Se había desnudado a pesar de las estrías en las nalgas y las caderas afiladas, las costillas y los codos prominentes; de la única luz desplomándose sobre ese cuerpo contraído, de la atención que más de uno le dispensaba. Había gemido bajo los azotes y las bofetadas. Se había humillado y de rodillas sintió el rostro cubierto y tibio de asco.
Sin apenas limpiarse (lo tenía prohibido), temblando, un hilo de sangre endureciéndose ya en el hombro izquierdo, se vistió y sonrió entre las sombras. Entonces lo dijo como si mordiera las palabras para que no escaparan.

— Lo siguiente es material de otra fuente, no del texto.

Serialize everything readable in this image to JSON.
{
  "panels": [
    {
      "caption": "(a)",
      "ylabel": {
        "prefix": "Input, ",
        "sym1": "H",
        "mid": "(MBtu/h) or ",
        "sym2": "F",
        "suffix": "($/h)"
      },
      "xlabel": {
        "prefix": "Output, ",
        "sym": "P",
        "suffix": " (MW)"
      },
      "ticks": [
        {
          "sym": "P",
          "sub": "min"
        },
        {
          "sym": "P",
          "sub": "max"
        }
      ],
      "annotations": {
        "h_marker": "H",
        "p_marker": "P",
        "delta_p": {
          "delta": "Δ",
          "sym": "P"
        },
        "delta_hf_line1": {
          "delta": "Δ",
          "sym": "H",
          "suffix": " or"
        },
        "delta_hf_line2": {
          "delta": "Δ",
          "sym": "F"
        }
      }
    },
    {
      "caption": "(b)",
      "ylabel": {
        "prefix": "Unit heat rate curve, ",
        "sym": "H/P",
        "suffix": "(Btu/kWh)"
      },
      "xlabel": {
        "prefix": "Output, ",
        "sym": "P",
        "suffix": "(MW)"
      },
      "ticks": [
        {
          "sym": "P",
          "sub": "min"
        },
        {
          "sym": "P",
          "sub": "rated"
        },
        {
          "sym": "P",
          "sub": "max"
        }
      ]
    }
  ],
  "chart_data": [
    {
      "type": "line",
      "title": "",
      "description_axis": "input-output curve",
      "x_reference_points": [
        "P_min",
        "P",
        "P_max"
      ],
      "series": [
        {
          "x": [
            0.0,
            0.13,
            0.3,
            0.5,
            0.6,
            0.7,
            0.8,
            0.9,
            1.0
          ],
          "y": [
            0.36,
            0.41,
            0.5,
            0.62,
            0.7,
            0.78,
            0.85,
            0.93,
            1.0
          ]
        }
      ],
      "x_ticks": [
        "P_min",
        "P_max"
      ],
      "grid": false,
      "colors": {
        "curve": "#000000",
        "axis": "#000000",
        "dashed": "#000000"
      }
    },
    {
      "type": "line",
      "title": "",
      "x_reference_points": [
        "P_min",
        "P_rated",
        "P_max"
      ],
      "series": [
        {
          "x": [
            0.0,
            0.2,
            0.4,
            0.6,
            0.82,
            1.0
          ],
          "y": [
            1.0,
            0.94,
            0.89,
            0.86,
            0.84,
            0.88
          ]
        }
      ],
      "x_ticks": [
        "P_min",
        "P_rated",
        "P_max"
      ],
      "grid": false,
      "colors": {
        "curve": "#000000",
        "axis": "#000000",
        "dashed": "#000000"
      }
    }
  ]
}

La frase se disolvió en el aire; y sin embargo, estaba dicha. Siguió, como siempre sigue, un instante de silencio, que no es estupefacción ni sorpresa, sino la pausada cocción del desprecio. Después el reclamo sobrio. Y un nuevo silencio.
Se avecindaron las disculpas; el remordimiento que, por definición, siempre viene tarde, cauda que arrastran los errores. Y ahí estaba, con las mejillas ardientes, el frío lamiéndole la espalda, las piernas pesadas aunque débiles.
Y lenta se va, y no vendrá más con sus manos feroces. Se va con una frase disuelta que la guía y la persigue, con los muros que ya amasan distancia a su espalda, mientras la ve irse y la sangre se le esconde lejos de la piel.